Depuis deux décennies, la politique suisse s’efforce de transférer le transport de marchandises transalpin vers le rail afin de minimiser les effets néfastes du trafic de transit des poids lourds. La politique de transfert a été ancrée dans la Constitution par l’acceptation de l’Initiative des Alpes (1994) ainsi que dans les Accords bilatéraux par l’accord sur les transports terrestres (1999) avec l’UE.

Selon les dispositions de la loi sur le transfert, le nombre de courses en transit actuellement de plus d’1 million de poids lourds doit être réduit à 650 000. Cette valeur devrait être atteinte en l’espace de deux ans après l’ouverture du tunnel de base du Gothard, donc jusqu’à fin 2018. Pour ce faire, une série de mesures ambitieuses ont été mises en œuvre depuis le changement de millénaire. Parmi elles :

  • l’expansion de l’infrastructure ferroviaire (p. ex. le programme «Rail 2000»),
  • l’ouverture du fret ferroviaire à la concurrence (1999),
  • l’introduction de la redevance sur le trafic des poids lourds liée aux prestations RPLP (2001),
  • l’augmentation de la limite de poids pour les poids lourds de 28 à 40 tonnes (2005) et
  • la construction du tunnel NLFA au Lötschberg (2007) et au Gothard (2016).

Au premier coup d’œil, le remède semble faire effet. Premièrement, plus de deux tiers (68%) des volumes de marchandises transalpins ont été transportés sur le rail en Suisse, alors que c’était le cas pour moins d’un tiers en Autriche (28%) et un huitième en France (15%). Deuxièmement, la tendance s’est renversée pour le transit de poids lourds : alors qu’entre 1981 et 2000 le nombre de courses de transit a plus que quadruplé, celui-ci a reculé depuis de 1,4 à un peu plus d’1 million par année. Troisièmement, les volumes de transit sur les lignes ferroviaires suisses ont augmenté de 20,6 millions (2000) à 26,2 millions de tonnes (2014) (voir Fig. 1).
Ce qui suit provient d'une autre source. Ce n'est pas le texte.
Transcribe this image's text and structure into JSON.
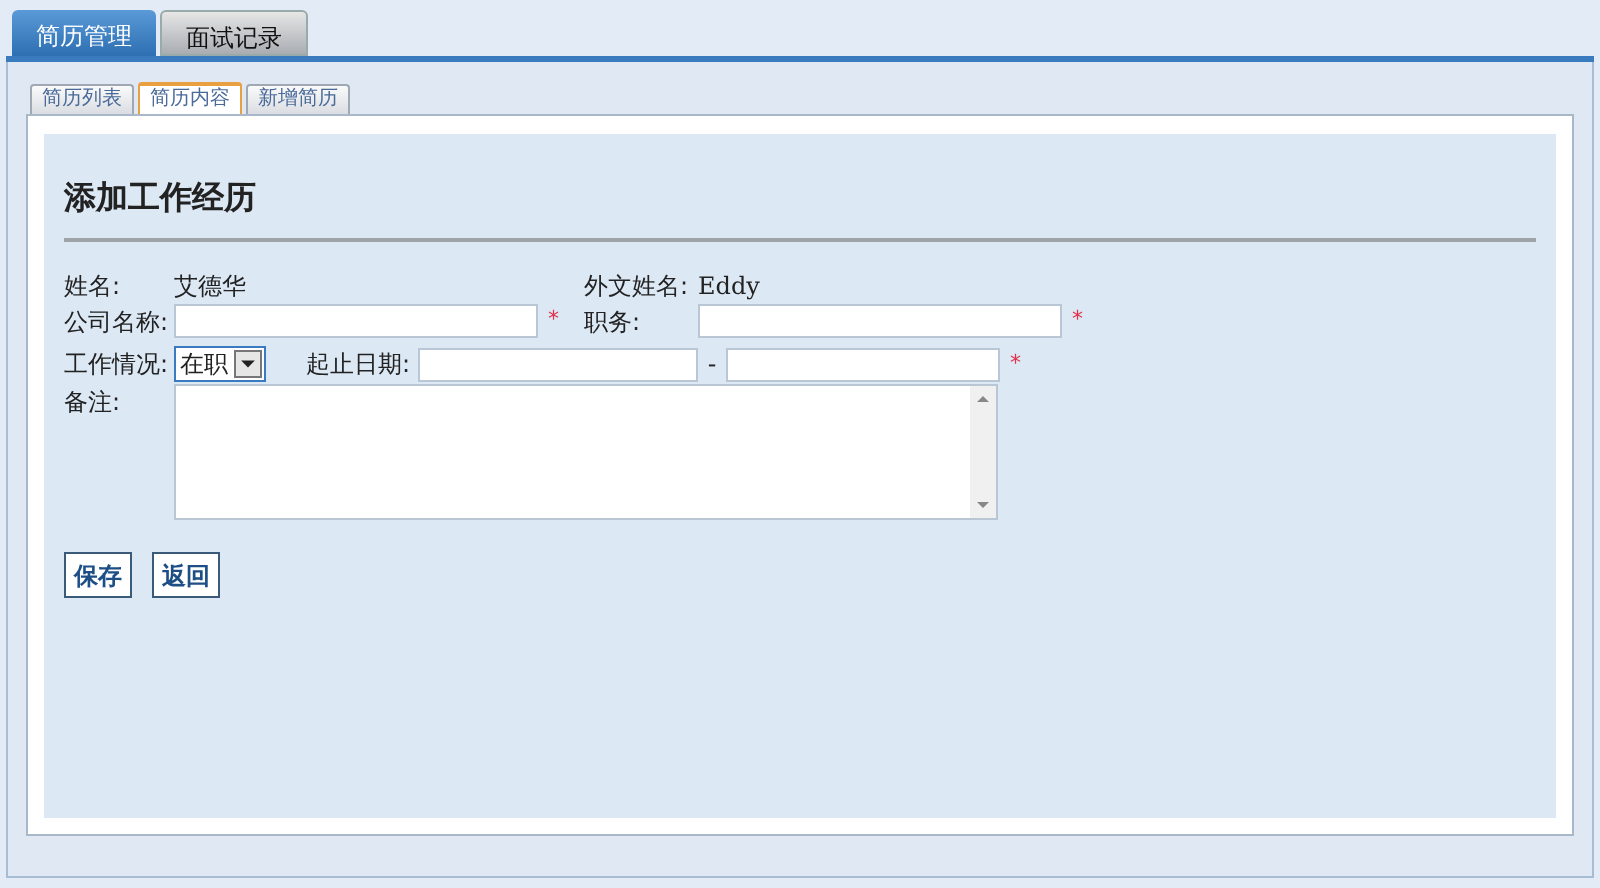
{
  "main_tabs": [
    {
      "label": "简历管理",
      "selected": true
    },
    {
      "label": "面试记录",
      "selected": false
    }
  ],
  "sub_tabs": [
    {
      "label": "简历列表",
      "selected": false
    },
    {
      "label": "简历内容",
      "selected": true
    },
    {
      "label": "新增简历",
      "selected": false
    }
  ],
  "heading": "添加工作经历",
  "form": {
    "name_label": "姓名:",
    "name_value": "艾德华",
    "foreign_name_label": "外文姓名:",
    "foreign_name_value": "Eddy",
    "company_label": "公司名称:",
    "company_required": true,
    "position_label": "职务:",
    "position_required": true,
    "status_label": "工作情况:",
    "status_value": "在职",
    "dates_label": "起止日期:",
    "dates_separator": "-",
    "dates_required": true,
    "remarks_label": "备注:",
    "required_mark": "*"
  },
  "buttons": [
    "保存",
    "返回"
  ]
}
Volumes de transports_670px

Jusqu’à présent il n’y pas eu de transfert effectif

Cependant, en y regardant de plus près les succès de la politique de transfert sont faibles. La majeure partie de la diminution du trafic de transit est due à l’utilisation de plus gros camions avec l’augmentation de la limite de poids de 28 à 40 tonnes. En revanche, les volumes de marchandises transportés par la route ont continué à croître significativement. Le transfert des parts de marché en faveur du rail – donc au transfert effectif – n’a pas non plus eu lieu. Au contraire : la part du rail dans le trafic de transit s’est réduit dans les vingt dernières années de 74% (1994) à 68% (2014). En 1980, la part de marché du rail dans le trafic de transit en Suisse se situait encore à 94% !

Part du trafic total_670px

L’effet restreint des mesures de la politique de transfert appliquées jusqu’à maintenant se voit sur le tracé de la courbe rouge de la figure 2 : ni la libéralisation du trafic ferroviaire (1999), ni l’introduction de la RPLP (2001), l’augmentation de la limite de poids des camions (2005) ou l’ouverture du tunnel du Lötschberg (2007), n’ont provoqué de pic net sur la courbe représentant la part du rail au trafic de marchandises en transit à travers la Suisse. La part de marché du rail au transport de marchandises transalpin augmente certes à nouveau légèrement depuis 2009, mais il y a eu une évolution semblable en Autriche – et ceci sans une politique de transfert aussi résolue.

Un test important du succès de la politique suisse en matière de transports réside dans la mise en activité du tunnel de base du Gothard à la fin 2016. Les années qui suivront montreront si le rail peut récupérer des parts de marché supplémentaires dans le trafic de transit.